Introduction
Prerequisites: Shortest Path, Priority Queue, Greedy Algorithm
Dijkstra's is a greedy approach to find the shortest path in a graph with positive weights. It has many useful applications in networking and it can be extended to a variety of problems.
Dijkstra works by beginning at the starting node repeatedly picking the next closest node of those already visited.
If Dijkstra's is implemented using a priority queue, the run time is O(n log n).
If a negative cycle exists within the graph, then the algorithm breaks as it will repeatedly try to take the negative edges. See the Bellman Ford algorithm for finding negative cycles in a graph.
A naive fix for negative cycles would be to offset all edges by the largest negative edge and then subtract it from the resulting total but this does not work. Consider an example where you have the path from A to B. The first path from A->B has a weight of 2 and the second path has weights 1,1,-2. Clearly, the second route has less cost. If we try to make the length positive by adding all costs by 2, we will have the first path of weight 4 and the second path of weights 3,3,0. From the adjusted weights, the first path minimizes the total cost which is incorrect.
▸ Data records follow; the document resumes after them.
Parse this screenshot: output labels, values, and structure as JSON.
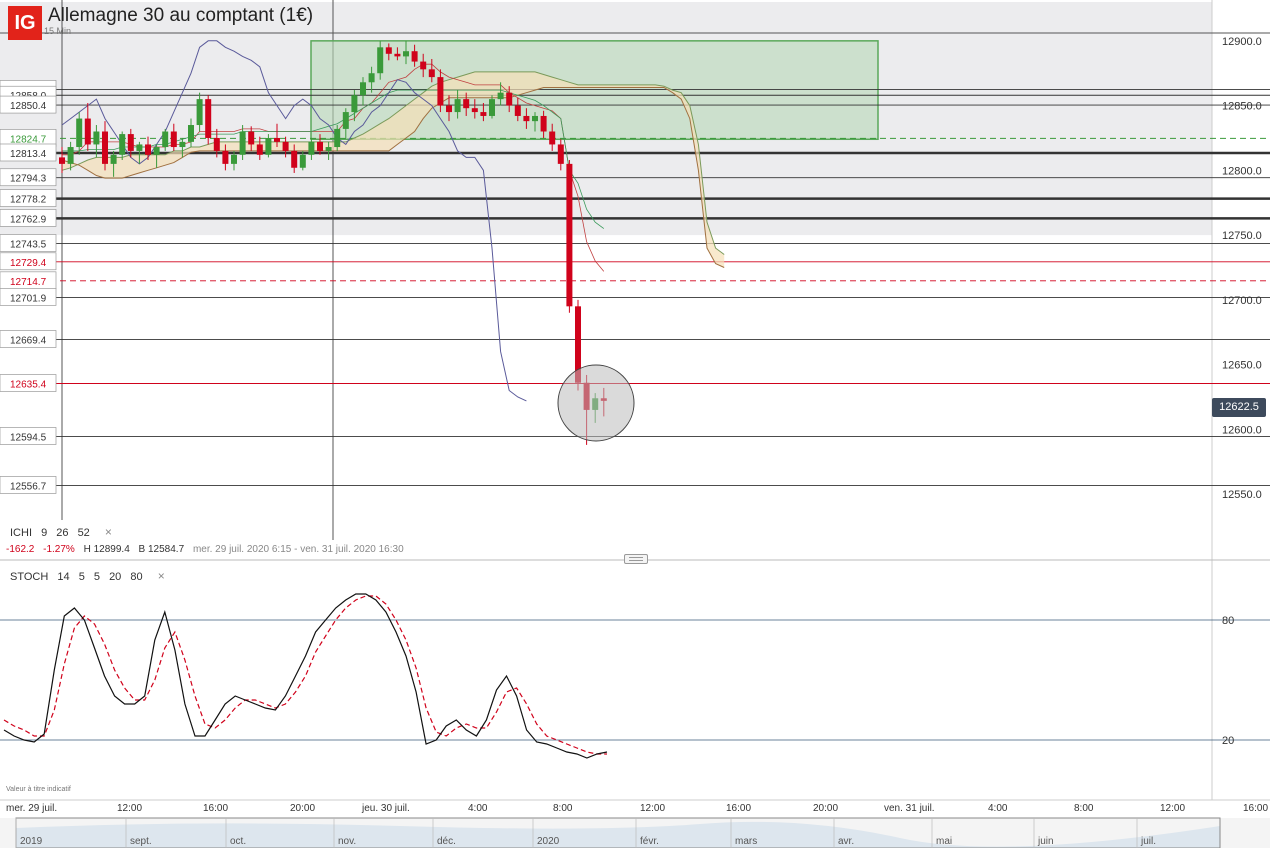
{
  "header": {
    "logo_text": "IG",
    "title": "Allemagne 30 au comptant (1€)",
    "interval": "15 Min"
  },
  "colors": {
    "up": "#3a9a3a",
    "down": "#d0021b",
    "accent_red": "#d0021b",
    "box_fill": "#b8d8b8",
    "badge": "#3d4a5c"
  },
  "chart_data": [
    {
      "type": "candlestick",
      "y_range": [
        12530,
        12930
      ],
      "right_axis_ticks": [
        12900.0,
        12850.0,
        12800.0,
        12750.0,
        12700.0,
        12650.0,
        12600.0,
        12550.0
      ],
      "right_axis_labels": [
        "12900.0",
        "12850.0",
        "12800.0",
        "12750.0",
        "12700.0",
        "12650.0",
        "12600.0",
        "12550.0"
      ],
      "current_price": 12622.5,
      "current_price_label": "12622.5",
      "horizontal_levels": [
        {
          "value": 12862.5,
          "label": "12862.5",
          "color": "#333"
        },
        {
          "value": 12858.0,
          "label": "12858.0",
          "color": "#333"
        },
        {
          "value": 12850.4,
          "label": "12850.4",
          "color": "#333"
        },
        {
          "value": 12824.7,
          "label": "12824.7",
          "color": "#3a9a3a",
          "dashed": true
        },
        {
          "value": 12813.4,
          "label": "12813.4",
          "color": "#333",
          "bold": true
        },
        {
          "value": 12794.3,
          "label": "12794.3",
          "color": "#333"
        },
        {
          "value": 12778.2,
          "label": "12778.2",
          "color": "#333",
          "bold": true
        },
        {
          "value": 12762.9,
          "label": "12762.9",
          "color": "#333",
          "bold": true
        },
        {
          "value": 12743.5,
          "label": "12743.5",
          "color": "#333"
        },
        {
          "value": 12729.4,
          "label": "12729.4",
          "color": "#d0021b"
        },
        {
          "value": 12714.7,
          "label": "12714.7",
          "color": "#d0021b",
          "dashed": true
        },
        {
          "value": 12701.9,
          "label": "12701.9",
          "color": "#333"
        },
        {
          "value": 12669.4,
          "label": "12669.4",
          "color": "#333"
        },
        {
          "value": 12635.4,
          "label": "12635.4",
          "color": "#d0021b"
        },
        {
          "value": 12594.5,
          "label": "12594.5",
          "color": "#333"
        },
        {
          "value": 12556.7,
          "label": "12556.7",
          "color": "#333"
        }
      ],
      "candles": [
        [
          12810,
          12818,
          12798,
          12805
        ],
        [
          12805,
          12822,
          12800,
          12818
        ],
        [
          12818,
          12845,
          12812,
          12840
        ],
        [
          12840,
          12852,
          12815,
          12820
        ],
        [
          12820,
          12835,
          12810,
          12830
        ],
        [
          12830,
          12838,
          12800,
          12805
        ],
        [
          12805,
          12815,
          12795,
          12812
        ],
        [
          12812,
          12830,
          12808,
          12828
        ],
        [
          12828,
          12832,
          12810,
          12815
        ],
        [
          12815,
          12822,
          12805,
          12820
        ],
        [
          12820,
          12826,
          12808,
          12812
        ],
        [
          12812,
          12820,
          12802,
          12818
        ],
        [
          12818,
          12832,
          12815,
          12830
        ],
        [
          12830,
          12836,
          12815,
          12818
        ],
        [
          12818,
          12825,
          12810,
          12822
        ],
        [
          12822,
          12840,
          12818,
          12835
        ],
        [
          12835,
          12860,
          12830,
          12855
        ],
        [
          12855,
          12858,
          12820,
          12825
        ],
        [
          12825,
          12832,
          12810,
          12815
        ],
        [
          12815,
          12820,
          12800,
          12805
        ],
        [
          12805,
          12815,
          12800,
          12812
        ],
        [
          12812,
          12835,
          12808,
          12830
        ],
        [
          12830,
          12834,
          12815,
          12820
        ],
        [
          12820,
          12826,
          12808,
          12812
        ],
        [
          12812,
          12828,
          12810,
          12825
        ],
        [
          12825,
          12836,
          12818,
          12822
        ],
        [
          12822,
          12826,
          12810,
          12815
        ],
        [
          12815,
          12820,
          12798,
          12802
        ],
        [
          12802,
          12815,
          12800,
          12812
        ],
        [
          12812,
          12825,
          12808,
          12822
        ],
        [
          12822,
          12828,
          12812,
          12815
        ],
        [
          12815,
          12822,
          12808,
          12818
        ],
        [
          12818,
          12835,
          12815,
          12832
        ],
        [
          12832,
          12848,
          12825,
          12845
        ],
        [
          12845,
          12862,
          12838,
          12858
        ],
        [
          12858,
          12872,
          12850,
          12868
        ],
        [
          12868,
          12880,
          12860,
          12875
        ],
        [
          12875,
          12900,
          12870,
          12895
        ],
        [
          12895,
          12898,
          12885,
          12890
        ],
        [
          12890,
          12895,
          12885,
          12888
        ],
        [
          12888,
          12900,
          12882,
          12892
        ],
        [
          12892,
          12897,
          12880,
          12884
        ],
        [
          12884,
          12890,
          12872,
          12878
        ],
        [
          12878,
          12886,
          12868,
          12872
        ],
        [
          12872,
          12878,
          12845,
          12850
        ],
        [
          12850,
          12858,
          12838,
          12845
        ],
        [
          12845,
          12862,
          12840,
          12855
        ],
        [
          12855,
          12860,
          12842,
          12848
        ],
        [
          12848,
          12855,
          12840,
          12845
        ],
        [
          12845,
          12852,
          12838,
          12842
        ],
        [
          12842,
          12858,
          12840,
          12855
        ],
        [
          12855,
          12868,
          12850,
          12860
        ],
        [
          12860,
          12865,
          12845,
          12850
        ],
        [
          12850,
          12856,
          12838,
          12842
        ],
        [
          12842,
          12848,
          12832,
          12838
        ],
        [
          12838,
          12845,
          12830,
          12842
        ],
        [
          12842,
          12846,
          12825,
          12830
        ],
        [
          12830,
          12836,
          12815,
          12820
        ],
        [
          12820,
          12824,
          12800,
          12805
        ],
        [
          12805,
          12808,
          12690,
          12695
        ],
        [
          12695,
          12700,
          12630,
          12636
        ],
        [
          12636,
          12642,
          12588,
          12615
        ],
        [
          12615,
          12628,
          12605,
          12624
        ],
        [
          12624,
          12632,
          12610,
          12622
        ]
      ],
      "ichimoku": {
        "params": "ICHI 9 26 52",
        "tenkan": [
          12812,
          12812,
          12815,
          12822,
          12822,
          12822,
          12822,
          12822,
          12820,
          12818,
          12818,
          12818,
          12818,
          12820,
          12820,
          12822,
          12830,
          12830,
          12830,
          12830,
          12830,
          12832,
          12832,
          12832,
          12830,
          12830,
          12830,
          12830,
          12830,
          12830,
          12830,
          12830,
          12830,
          12838,
          12840,
          12848,
          12852,
          12860,
          12868,
          12870,
          12872,
          12878,
          12882,
          12882,
          12876,
          12872,
          12870,
          12868,
          12866,
          12866,
          12866,
          12866,
          12860,
          12856,
          12852,
          12850,
          12848,
          12846,
          12840,
          12800,
          12780,
          12745,
          12730,
          12722
        ],
        "kijun": [
          12815,
          12815,
          12815,
          12816,
          12816,
          12816,
          12816,
          12818,
          12818,
          12818,
          12818,
          12820,
          12820,
          12822,
          12824,
          12826,
          12828,
          12828,
          12828,
          12828,
          12828,
          12830,
          12830,
          12830,
          12830,
          12830,
          12830,
          12830,
          12830,
          12830,
          12832,
          12834,
          12836,
          12840,
          12844,
          12848,
          12852,
          12856,
          12860,
          12862,
          12862,
          12862,
          12862,
          12862,
          12862,
          12862,
          12862,
          12862,
          12862,
          12862,
          12862,
          12862,
          12860,
          12858,
          12856,
          12854,
          12850,
          12845,
          12840,
          12800,
          12790,
          12770,
          12760,
          12755
        ],
        "senkou_a": [
          12800,
          12802,
          12805,
          12808,
          12810,
          12810,
          12810,
          12810,
          12812,
          12812,
          12812,
          12812,
          12812,
          12815,
          12815,
          12818,
          12818,
          12820,
          12822,
          12822,
          12822,
          12822,
          12822,
          12822,
          12822,
          12822,
          12822,
          12822,
          12822,
          12822,
          12822,
          12822,
          12822,
          12822,
          12825,
          12828,
          12832,
          12836,
          12840,
          12845,
          12850,
          12855,
          12860,
          12865,
          12868,
          12870,
          12872,
          12874,
          12876,
          12876,
          12876,
          12876,
          12876,
          12876,
          12876,
          12876,
          12874,
          12872,
          12870,
          12868,
          12866,
          12866,
          12866,
          12866,
          12866,
          12866,
          12866,
          12866,
          12866,
          12866,
          12865,
          12862,
          12860,
          12850,
          12820,
          12760,
          12740,
          12735
        ],
        "senkou_b": [
          12808,
          12806,
          12804,
          12800,
          12796,
          12794,
          12794,
          12794,
          12796,
          12798,
          12800,
          12802,
          12804,
          12806,
          12810,
          12814,
          12815,
          12815,
          12815,
          12815,
          12815,
          12815,
          12815,
          12815,
          12815,
          12815,
          12815,
          12815,
          12815,
          12815,
          12815,
          12815,
          12815,
          12815,
          12815,
          12815,
          12815,
          12815,
          12815,
          12820,
          12825,
          12830,
          12840,
          12848,
          12852,
          12856,
          12856,
          12856,
          12856,
          12856,
          12856,
          12856,
          12856,
          12858,
          12860,
          12862,
          12864,
          12864,
          12864,
          12864,
          12864,
          12864,
          12864,
          12864,
          12864,
          12864,
          12864,
          12864,
          12864,
          12864,
          12864,
          12860,
          12855,
          12840,
          12800,
          12740,
          12728,
          12725
        ],
        "chikou": [
          12835,
          12840,
          12845,
          12850,
          12855,
          12840,
          12830,
          12820,
          12810,
          12805,
          12810,
          12820,
          12830,
          12845,
          12860,
          12875,
          12895,
          12900,
          12900,
          12895,
          12892,
          12888,
          12885,
          12880,
          12860,
          12850,
          12840,
          12850,
          12855,
          12850,
          12840,
          12835,
          12825,
          12820,
          12830,
          12835,
          12845,
          12850,
          12860,
          12870,
          12868,
          12860,
          12855,
          12850,
          12840,
          12830,
          12815,
          12810,
          12810,
          12800,
          12740,
          12660,
          12630,
          12625,
          12622
        ]
      },
      "footer": {
        "change": "-162.2",
        "change_pct": "-1.27%",
        "high": "H 12899.4",
        "low": "B 12584.7",
        "range": "mer. 29 juil. 2020 6:15 - ven. 31 juil. 2020 16:30"
      }
    },
    {
      "type": "line",
      "name": "STOCH 14 5 5 20 80",
      "ylim": [
        0,
        100
      ],
      "levels": [
        80,
        20
      ],
      "level_labels": [
        "80",
        "20"
      ],
      "k": [
        25,
        22,
        20,
        19,
        23,
        55,
        82,
        86,
        80,
        66,
        52,
        42,
        38,
        38,
        42,
        70,
        84,
        65,
        38,
        22,
        22,
        30,
        38,
        42,
        40,
        38,
        36,
        35,
        42,
        52,
        62,
        74,
        80,
        86,
        90,
        93,
        93,
        90,
        84,
        74,
        62,
        44,
        18,
        20,
        27,
        30,
        25,
        22,
        30,
        45,
        52,
        42,
        25,
        19,
        18,
        16,
        14,
        13,
        11,
        13,
        14
      ],
      "d": [
        30,
        27,
        25,
        22,
        22,
        35,
        58,
        76,
        82,
        78,
        68,
        55,
        46,
        40,
        40,
        50,
        66,
        74,
        60,
        42,
        28,
        26,
        30,
        36,
        40,
        40,
        38,
        36,
        38,
        44,
        52,
        64,
        72,
        80,
        86,
        90,
        92,
        92,
        88,
        80,
        70,
        56,
        36,
        24,
        22,
        26,
        28,
        26,
        26,
        34,
        44,
        46,
        38,
        28,
        22,
        20,
        18,
        16,
        14,
        13,
        13
      ]
    }
  ],
  "indicators": {
    "ichi": {
      "label": "ICHI",
      "params": [
        "9",
        "26",
        "52"
      ],
      "close": "×"
    },
    "stoch": {
      "label": "STOCH",
      "params": [
        "14",
        "5",
        "5",
        "20",
        "80"
      ],
      "close": "×"
    }
  },
  "time_axis": {
    "labels": [
      "mer. 29 juil.",
      "12:00",
      "16:00",
      "20:00",
      "jeu. 30 juil.",
      "4:00",
      "8:00",
      "12:00",
      "16:00",
      "20:00",
      "ven. 31 juil.",
      "4:00",
      "8:00",
      "12:00",
      "16:00"
    ]
  },
  "navigator": {
    "labels": [
      "2019",
      "sept.",
      "oct.",
      "nov.",
      "déc.",
      "2020",
      "févr.",
      "mars",
      "avr.",
      "mai",
      "juin",
      "juil."
    ]
  },
  "disclaimer": "Valeur à titre indicatif"
}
In general, Dijkstra is usually the method for finding the minimum cost between two nodes in any kind of network. For example, Dijkstra can be used in computer networking to find the shortest path between two hosts. It can also be used in flight networking to find the cheapest cost to get from one airport to another airport.
Implementation
At each node we visit we keep track of the minimum cost it takes to reach to reach that node from the starting node.
- Start at the starting node.
- Find an unvisited node that has the least cost to reach from the visited nodes.
- Mark that node as visited.
- Repeat until all nodes are visited.
When we reach a node for the first time, it will be the shortest path from the start node to that node. (Try to prove this to yourself).
We first start at the starting node. The distance from the starting node to the starting node is obviously 0.
From the starting node, we have two nodes we can reach. The top node has a cost of 3 to reach and the bottom node has a cost of 5 to reach.
We pick the smallest node that can be reached and we mark it as visited. Once we visit a node, we can guarantee that it is the smallest cost to reach it. The next nodes that can be reached have minimum costs of 10, 5 and 5.
We are indifferent to both 5's as they are both the minimum and we can choose either. We mark the node as visited and we find the minimum costs to other nodes which are 5,10,11.
We take the next smallest which is 5 and we mark the node as visited. The next costs are 10 and 11.
We take the smallest which is 10 and we now only have one last node to reach at a cost of 11.
Finally, we have the shortest path from the start node to the end node.
Code
We can implement Dijkstra's algorithm efficiently using a priority queue.
class node implements Comparable<node> {
int weight, index;
public node(int weight, int index) {
this.weight = weight;
this.index = index;
}
public int compareTo(node e) {
return weight - e.weight;
}
}
public static int dijkstra(int[][] adjMatrix, int start, int end) {
int n = adjMatrix.length;
PriorityQueue<node> pq = new PriorityQueue<node>();
// Initialize visited to false.
boolean visited[] = new boolean[n];
for (int i = 0; i < n; i++) {
visited[i] = false;
}
// Add the start node to the queue.
pq.add(new node(0, start));
// Keep going until all nodes are visited or queue is empty.
while (!visited[end] && !pq.isEmpty()) {
// Get node with lowest total weight.
node curNode = pq.poll();
// Skip node is already visited.
if (visited[curNode.index]) {
continue;
}
// Mark node as visited.
visited[curNode.index] = true;
// If current node is end node then we are done.
if (curNode.index == end) {
return curNode.weight;
}
// Iterate through neighbors of current node.
for (int i = 0; i < n; i++) {
// Iterate through each unvisited neighbor.
if (adjMatrix[curNode.index][i] > 0 && !visited[i]) {
// Set add edge weight to current weight.
int newWeight = curNode.weight + adjMatrix[curNode.index][i];
pq.add(new node(newWeight, i));
}
}
}
return -1;
}
Practice Exercises
- Extend Dijkstra's to return the order of nodes in the shortest path from start to end (e.g. A→B→C).
- Extend Dijkstra's to find the best three shortest unique paths from the start node to the end node.
- Prove that Dijkstra's algorithm works.